BioE PhD Proposal Presentation- Troy Batugal

Advisor: Ravi Kane, Ph.D. (Georgia Institute of Technology)

Committee:
Dr. Blair Brettmann,  Ph.D. (Georgia Institute of Technology)
Dr. Julie Champion,  Ph.D. (Georgia Institute of Technology)
Dr. Andrés García,  Ph.D. (Georgia Institute of Technology)
Dr. Corey Wilson,  Ph.D. (Georgia Institute of Technology)

 

Design and Characterization of Lytic Enzymes with Reduced Immunogenicity

 

There is an imminent threat posed by the expanding list of “superbugs” or antibiotic-resistant bacteria that cause life-threatening infections. Methicillin-Resistant Staphylococcus aureus (MRSA) is one such superbug that is easily spread in hospitals and within communities. Many therapeutics fail to adequately treat infections caused by MRSA, leaving clinicians and patients with few options such as last resort antibiotics. The rapid pace of bacteria evolving resistance to new and last resort antibiotics necessitates research and development of viable alternative sources of antimicrobial agents.
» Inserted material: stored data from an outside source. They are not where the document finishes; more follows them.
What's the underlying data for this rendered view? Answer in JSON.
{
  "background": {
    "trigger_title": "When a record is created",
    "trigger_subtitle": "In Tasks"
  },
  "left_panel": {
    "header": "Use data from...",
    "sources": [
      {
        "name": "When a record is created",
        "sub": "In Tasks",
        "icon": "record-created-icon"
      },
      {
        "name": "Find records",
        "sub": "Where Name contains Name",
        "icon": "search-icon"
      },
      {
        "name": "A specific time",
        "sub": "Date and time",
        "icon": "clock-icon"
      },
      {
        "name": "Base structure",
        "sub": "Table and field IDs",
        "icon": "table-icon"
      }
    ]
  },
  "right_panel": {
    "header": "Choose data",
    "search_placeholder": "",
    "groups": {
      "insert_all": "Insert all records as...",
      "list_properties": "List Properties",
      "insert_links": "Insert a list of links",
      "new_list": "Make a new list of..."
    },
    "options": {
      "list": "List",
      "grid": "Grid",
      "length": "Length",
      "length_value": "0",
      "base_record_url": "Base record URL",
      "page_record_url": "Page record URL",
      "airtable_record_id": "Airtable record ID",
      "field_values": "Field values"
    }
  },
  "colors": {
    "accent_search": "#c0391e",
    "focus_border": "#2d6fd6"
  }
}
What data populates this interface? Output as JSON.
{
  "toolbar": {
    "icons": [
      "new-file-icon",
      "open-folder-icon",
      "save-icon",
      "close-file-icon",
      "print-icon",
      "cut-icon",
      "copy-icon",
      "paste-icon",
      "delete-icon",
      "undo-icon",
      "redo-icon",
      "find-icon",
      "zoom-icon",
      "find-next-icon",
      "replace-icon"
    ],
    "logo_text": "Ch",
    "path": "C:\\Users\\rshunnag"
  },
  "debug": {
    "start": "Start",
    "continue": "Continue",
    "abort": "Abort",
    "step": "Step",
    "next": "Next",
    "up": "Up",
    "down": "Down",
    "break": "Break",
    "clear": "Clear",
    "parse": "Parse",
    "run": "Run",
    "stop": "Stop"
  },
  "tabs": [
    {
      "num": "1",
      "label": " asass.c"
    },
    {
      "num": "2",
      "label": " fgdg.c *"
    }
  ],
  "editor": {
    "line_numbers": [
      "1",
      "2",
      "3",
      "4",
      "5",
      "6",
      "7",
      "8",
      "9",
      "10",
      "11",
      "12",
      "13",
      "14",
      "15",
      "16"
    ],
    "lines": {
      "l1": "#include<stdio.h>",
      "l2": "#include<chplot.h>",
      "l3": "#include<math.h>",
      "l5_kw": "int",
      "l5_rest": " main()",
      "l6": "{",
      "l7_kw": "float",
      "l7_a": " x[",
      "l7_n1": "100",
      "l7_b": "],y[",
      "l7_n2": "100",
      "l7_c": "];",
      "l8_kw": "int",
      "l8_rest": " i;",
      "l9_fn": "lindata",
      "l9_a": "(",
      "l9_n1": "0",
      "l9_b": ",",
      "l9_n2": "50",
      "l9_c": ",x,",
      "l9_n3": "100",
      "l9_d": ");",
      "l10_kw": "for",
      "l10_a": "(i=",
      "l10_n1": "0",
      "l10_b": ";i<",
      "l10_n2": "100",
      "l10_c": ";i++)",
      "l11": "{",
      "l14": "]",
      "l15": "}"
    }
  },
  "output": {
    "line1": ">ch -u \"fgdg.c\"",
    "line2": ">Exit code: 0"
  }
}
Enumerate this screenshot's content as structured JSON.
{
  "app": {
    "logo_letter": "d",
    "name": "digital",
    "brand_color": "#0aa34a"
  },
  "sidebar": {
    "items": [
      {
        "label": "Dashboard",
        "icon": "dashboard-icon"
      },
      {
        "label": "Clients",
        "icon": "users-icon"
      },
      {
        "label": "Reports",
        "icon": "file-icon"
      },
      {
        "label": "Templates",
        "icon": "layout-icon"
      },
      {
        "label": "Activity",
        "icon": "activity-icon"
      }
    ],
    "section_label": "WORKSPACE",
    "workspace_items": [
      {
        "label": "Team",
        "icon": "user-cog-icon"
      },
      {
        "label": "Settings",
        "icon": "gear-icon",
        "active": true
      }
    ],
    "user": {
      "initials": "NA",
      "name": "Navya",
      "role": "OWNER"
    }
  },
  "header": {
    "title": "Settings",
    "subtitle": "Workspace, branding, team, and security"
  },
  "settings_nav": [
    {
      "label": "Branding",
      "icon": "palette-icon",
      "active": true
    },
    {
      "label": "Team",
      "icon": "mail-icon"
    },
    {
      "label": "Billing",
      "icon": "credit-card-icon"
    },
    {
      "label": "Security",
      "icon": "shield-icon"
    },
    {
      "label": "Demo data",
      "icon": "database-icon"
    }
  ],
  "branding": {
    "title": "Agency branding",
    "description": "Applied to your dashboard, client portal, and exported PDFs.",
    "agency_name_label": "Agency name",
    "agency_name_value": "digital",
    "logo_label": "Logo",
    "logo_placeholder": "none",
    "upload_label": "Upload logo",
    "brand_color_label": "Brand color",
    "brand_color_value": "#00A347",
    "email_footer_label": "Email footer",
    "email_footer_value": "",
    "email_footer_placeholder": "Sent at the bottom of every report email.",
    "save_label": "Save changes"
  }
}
            Lytic enzymes such as lysostaphin are modular antimicrobials that could potentially constitute a viable source for antimicrobial agents that are active against antibiotic-resistant bacteria. Lysostaphin utilizes a mechanism other than methicillin and similar drugs by targeting highly conserved portions of the bacterial cell wall resulting in rapid lysis of MRSA. However, efficacy of lysostaphin in vivo is stymied by its low in vivo half-life and the potential to elicit an immune response.

            Conjugation of poly(ethylene glycol) (PEG) is a common approach that has successfully increased the in vivo half-life of different protein therapeutics, but has failed with respect to lytic enzymes due to significant loss of activity. Our approach involves selectively conjugating PEG chains to specific residues that are non-conserved in order to lower immunogenicity while retaining activity. This approach, through designing fusion proteins using domains from lytic enzymes with different specificities, can be extended to design antimicrobial agents with specificity and activity to pathogenic bacteria other than S. aureus.